In United States v. Bell, 2014 U.S. App. LEXIS 20258 (9th Cir. 2014), here, the defendant appealed "from his jury convictions for making false, fictitious, and fraudulent claims to the United States Treasury under 18 U.S.C. § 287, assisting in the filing of false tax returns under 26 U.S.C. § 7206(2), criminal contempt under 18 U.S.C. § 401(3), and mail fraud under 18 U.S.C. § 1341."  The scam underlying his conduct was the tried and untrue Form 1099-OID claim for taxes claimed to have been withheld but, in fact, were not.

At trial, the defendant represented himself pro se.
The criminal proceedings show Bell's consistent refusal to recognize the authority of the district court or to participate in the proceedings, including filing a motion to dismiss styled as a "habeas corpus petition" arguing that his prosecution was illegal because he was not subject to federal tax laws; declaring his "sovereignty as a chief ruler" who was "independent of the Court" and enjoying "sovereign immunity"; declining the offer for an opportunity to give an opening statement; and repeatedly stating that he did not consent to the proceedings and was reserving his rights pursuant to U.C.C. § 1-308. 
At trial, after the district court delivered jury instructions, the government gave its closing argument. The district court did not prompt Bell to make a closing argument, and Bell remained silent. The jury convicted Bell as charged. 
The appeal issue I write on is the one that should be apparent from the bold-faced sentence.  The defendant did not make a closing argument, but the district court did nothing, apparently, to ensure that the defendant knew he had the right to do so.  Of course, a defendant has the right to make a closing argument.  The defendant usually does that through his lawyer who certainly will know of the right without any prompting by the trial judge.  But a pro se defendant may or may not know that and may or may not know the right to to insist upon it.  That was the problem raised on appeal.  Here are selected excerpts of the majority's opinion:
[The defendant] was not precluded from making a closing argument.
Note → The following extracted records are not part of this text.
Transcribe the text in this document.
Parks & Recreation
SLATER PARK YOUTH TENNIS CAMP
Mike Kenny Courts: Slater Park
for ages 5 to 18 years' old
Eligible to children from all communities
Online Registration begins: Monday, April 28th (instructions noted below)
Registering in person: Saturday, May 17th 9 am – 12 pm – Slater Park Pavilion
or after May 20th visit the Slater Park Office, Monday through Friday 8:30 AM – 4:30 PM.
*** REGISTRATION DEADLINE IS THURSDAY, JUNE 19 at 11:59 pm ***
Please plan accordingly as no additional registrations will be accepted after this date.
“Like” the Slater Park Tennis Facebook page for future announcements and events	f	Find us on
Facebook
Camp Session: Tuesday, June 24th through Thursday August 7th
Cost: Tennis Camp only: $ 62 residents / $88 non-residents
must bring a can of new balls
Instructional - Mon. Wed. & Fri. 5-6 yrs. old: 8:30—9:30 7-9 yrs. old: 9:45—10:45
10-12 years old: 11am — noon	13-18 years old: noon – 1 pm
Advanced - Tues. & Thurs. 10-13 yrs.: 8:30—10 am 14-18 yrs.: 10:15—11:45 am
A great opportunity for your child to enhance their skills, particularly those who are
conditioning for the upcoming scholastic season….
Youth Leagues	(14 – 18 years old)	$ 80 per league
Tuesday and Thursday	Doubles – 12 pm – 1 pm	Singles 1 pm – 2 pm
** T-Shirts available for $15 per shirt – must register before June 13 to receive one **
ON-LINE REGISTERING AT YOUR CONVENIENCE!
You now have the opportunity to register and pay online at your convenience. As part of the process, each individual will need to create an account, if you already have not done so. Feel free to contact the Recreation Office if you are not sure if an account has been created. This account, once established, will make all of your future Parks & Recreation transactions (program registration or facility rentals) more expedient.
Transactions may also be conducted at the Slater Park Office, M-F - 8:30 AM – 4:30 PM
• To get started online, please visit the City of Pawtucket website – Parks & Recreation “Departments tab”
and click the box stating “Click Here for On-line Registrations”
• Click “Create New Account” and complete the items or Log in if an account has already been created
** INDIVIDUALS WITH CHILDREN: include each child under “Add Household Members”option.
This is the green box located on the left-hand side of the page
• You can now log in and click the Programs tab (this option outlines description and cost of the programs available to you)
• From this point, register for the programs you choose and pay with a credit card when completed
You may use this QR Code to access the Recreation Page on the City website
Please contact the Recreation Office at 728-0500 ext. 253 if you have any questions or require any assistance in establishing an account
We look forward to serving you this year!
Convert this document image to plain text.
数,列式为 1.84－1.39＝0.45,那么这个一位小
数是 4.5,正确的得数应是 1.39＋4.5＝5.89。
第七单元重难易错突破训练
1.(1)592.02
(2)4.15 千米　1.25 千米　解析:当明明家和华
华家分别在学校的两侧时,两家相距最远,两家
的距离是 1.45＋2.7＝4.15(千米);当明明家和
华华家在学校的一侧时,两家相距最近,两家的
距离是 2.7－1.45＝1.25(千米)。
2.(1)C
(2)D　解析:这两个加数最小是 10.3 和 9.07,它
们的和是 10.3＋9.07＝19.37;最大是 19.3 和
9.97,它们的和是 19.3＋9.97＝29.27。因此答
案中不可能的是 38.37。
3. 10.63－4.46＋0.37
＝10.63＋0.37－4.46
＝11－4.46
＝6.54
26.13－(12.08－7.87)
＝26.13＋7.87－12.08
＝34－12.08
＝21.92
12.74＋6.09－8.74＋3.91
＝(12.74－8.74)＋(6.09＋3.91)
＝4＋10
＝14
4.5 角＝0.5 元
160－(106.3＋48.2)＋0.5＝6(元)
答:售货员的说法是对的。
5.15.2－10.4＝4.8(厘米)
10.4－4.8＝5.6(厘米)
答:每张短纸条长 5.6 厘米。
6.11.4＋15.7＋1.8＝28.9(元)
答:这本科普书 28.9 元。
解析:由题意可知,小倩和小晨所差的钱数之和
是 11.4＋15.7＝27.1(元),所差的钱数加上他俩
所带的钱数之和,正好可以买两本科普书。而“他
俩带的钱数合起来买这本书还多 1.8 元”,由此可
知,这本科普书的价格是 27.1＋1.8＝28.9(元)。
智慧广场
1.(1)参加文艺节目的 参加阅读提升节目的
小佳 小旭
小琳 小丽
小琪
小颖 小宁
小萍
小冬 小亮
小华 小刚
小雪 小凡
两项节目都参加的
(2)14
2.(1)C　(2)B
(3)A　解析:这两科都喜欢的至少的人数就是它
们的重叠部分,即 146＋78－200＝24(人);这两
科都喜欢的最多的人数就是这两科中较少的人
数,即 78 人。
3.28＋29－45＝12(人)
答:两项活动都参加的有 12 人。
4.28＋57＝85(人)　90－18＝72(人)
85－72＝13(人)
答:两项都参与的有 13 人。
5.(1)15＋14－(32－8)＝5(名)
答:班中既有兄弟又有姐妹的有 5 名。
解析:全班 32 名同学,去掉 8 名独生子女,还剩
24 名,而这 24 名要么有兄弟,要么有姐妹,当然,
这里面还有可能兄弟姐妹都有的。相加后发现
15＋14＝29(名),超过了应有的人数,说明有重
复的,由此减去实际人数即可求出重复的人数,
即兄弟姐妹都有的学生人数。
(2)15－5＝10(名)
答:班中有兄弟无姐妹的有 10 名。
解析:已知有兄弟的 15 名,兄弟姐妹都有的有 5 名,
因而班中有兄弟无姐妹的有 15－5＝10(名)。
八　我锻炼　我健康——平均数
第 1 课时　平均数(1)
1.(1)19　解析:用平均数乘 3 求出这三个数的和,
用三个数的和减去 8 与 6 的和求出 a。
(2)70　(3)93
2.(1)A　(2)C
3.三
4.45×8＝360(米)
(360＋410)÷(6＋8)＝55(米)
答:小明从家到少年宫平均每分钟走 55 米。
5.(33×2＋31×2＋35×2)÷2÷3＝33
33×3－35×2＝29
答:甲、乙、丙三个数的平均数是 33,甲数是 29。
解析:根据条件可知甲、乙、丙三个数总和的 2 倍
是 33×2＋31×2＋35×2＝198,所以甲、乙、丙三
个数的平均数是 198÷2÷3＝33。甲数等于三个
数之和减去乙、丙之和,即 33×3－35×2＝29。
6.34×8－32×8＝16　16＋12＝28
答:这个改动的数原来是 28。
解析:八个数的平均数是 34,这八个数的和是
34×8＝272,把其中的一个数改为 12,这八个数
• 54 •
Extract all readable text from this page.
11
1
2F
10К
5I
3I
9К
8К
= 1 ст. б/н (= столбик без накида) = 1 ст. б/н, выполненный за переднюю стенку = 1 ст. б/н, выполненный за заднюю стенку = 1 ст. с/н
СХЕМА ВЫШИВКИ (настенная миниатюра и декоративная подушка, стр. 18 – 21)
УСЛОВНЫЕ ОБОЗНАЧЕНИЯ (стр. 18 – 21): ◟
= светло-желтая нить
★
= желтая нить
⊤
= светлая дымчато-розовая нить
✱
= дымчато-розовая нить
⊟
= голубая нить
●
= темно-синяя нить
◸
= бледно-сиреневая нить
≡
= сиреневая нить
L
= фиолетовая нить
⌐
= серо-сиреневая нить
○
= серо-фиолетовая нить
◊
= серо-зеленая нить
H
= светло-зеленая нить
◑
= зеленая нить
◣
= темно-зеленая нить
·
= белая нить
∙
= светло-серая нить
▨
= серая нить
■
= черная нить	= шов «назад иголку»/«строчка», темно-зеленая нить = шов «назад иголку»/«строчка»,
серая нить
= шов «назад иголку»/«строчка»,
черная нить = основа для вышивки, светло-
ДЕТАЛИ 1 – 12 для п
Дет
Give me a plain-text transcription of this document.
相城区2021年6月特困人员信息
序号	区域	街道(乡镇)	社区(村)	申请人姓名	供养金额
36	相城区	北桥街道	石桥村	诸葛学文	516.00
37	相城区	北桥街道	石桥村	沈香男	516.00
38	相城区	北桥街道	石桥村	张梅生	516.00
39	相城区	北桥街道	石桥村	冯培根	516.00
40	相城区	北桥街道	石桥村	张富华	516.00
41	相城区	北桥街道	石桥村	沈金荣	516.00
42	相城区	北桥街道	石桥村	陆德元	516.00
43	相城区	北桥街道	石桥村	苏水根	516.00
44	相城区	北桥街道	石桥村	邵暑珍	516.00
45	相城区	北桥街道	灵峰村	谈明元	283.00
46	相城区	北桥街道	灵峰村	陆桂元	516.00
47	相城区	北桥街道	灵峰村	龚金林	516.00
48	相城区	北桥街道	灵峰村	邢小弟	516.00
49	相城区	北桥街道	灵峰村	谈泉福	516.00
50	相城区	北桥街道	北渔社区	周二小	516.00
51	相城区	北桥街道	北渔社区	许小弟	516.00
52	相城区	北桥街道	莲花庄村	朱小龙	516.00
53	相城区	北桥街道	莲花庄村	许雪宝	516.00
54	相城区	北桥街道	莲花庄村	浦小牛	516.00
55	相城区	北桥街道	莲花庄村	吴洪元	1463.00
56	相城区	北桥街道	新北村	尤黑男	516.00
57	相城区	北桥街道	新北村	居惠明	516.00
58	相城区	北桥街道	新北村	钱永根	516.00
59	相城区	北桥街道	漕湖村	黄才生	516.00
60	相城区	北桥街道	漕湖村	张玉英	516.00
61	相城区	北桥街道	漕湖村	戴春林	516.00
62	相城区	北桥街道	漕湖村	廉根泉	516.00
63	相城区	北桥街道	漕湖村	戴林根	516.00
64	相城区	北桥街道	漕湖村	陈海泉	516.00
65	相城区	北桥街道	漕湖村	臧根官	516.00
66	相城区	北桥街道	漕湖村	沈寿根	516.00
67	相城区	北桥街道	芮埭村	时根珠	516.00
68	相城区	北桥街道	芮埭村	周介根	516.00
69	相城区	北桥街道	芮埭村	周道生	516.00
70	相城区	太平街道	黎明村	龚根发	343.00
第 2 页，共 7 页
The district court told all parties just before recess that when proceedings resumed the court would entertain Rule 29 motions and objections to the proposed jury instructions, and then "we are going to have closing arguments." When the government's counsel delivered his closing argument, Bell remained silent. Nothing in Herring or our precedents gives a self-represented defendant a right to be affirmatively and individually advised that he or she has a right to present a closing argument. Rather, these cases held that a court may not prevent a litigant from making a closing argument. Bell's Sixth Amendment right was not violated because he was not precluded from making his closing argument and simply chose to remain silent.
But waivers of important rights -- closing arguments are surely important -- seems to me to require more than mere silence from a pro se defendant.  The earlier fleeting generic reference to closing arguments does not seem to me to be the type of notice required for a pro se defendant.  The Court tried to justify its holding in a footnote as follows:

   n1 We do not intend to reduce the general duties that a trial court owes to a pro se litigant, but a rigid advisement is not required when it is clear from the record that the litigant was aware of the procedure and that the court did not stand in the litigant's way.
Again, I am not sure the record as narrated -- paraphrased -- by the majority establishes that the defendant was aware of the procedure.

I thought the concurring opinion by Judge Hawkins was closer to the mark.  I quote the dissent since it is so short.
There is a certain value in saying what is necessary and no more. Here, although I have no quarrel with the bottom line result, I am concerned that the majority goes further than needed in announcing, for the first time anywhere, that a pro se criminal defendant has no right to be advised of the opportunity to present closing argument. 
I agree, given the litigation history of this case, that the failure to ask Raymond Bell if he wished to make a closing statement to the jury was not error. Certainly the better practice would have been to ask, particularly in the circumstances of this case where the district court urged the jury to listen carefully to the arguments of the prosecution and Bell's represented co-defendant who both proceeded to make arguments attempting to undermine Bell's case. 
I would affirm, but on the narrower grounds that Bell's non-participation during the course of the trial and his failure to object or request argument effectively waived his right to make a closing argument. I would not say, as I think the majority does, that a defendant in a criminal case, pro se or otherwise, need not be advised of an opportunity to make closing remarks to the jury.
It seems to me that the general obstructive conduct of the defendant throughout the trial drove the majority and even the concurring judge to say things that are odd.  I would say that it is essential that a judge ensure that it is clear that a pro se defendant makes a knowing waiver of important procedural rights of which he may not know.

I would appreciate readers views on this subject.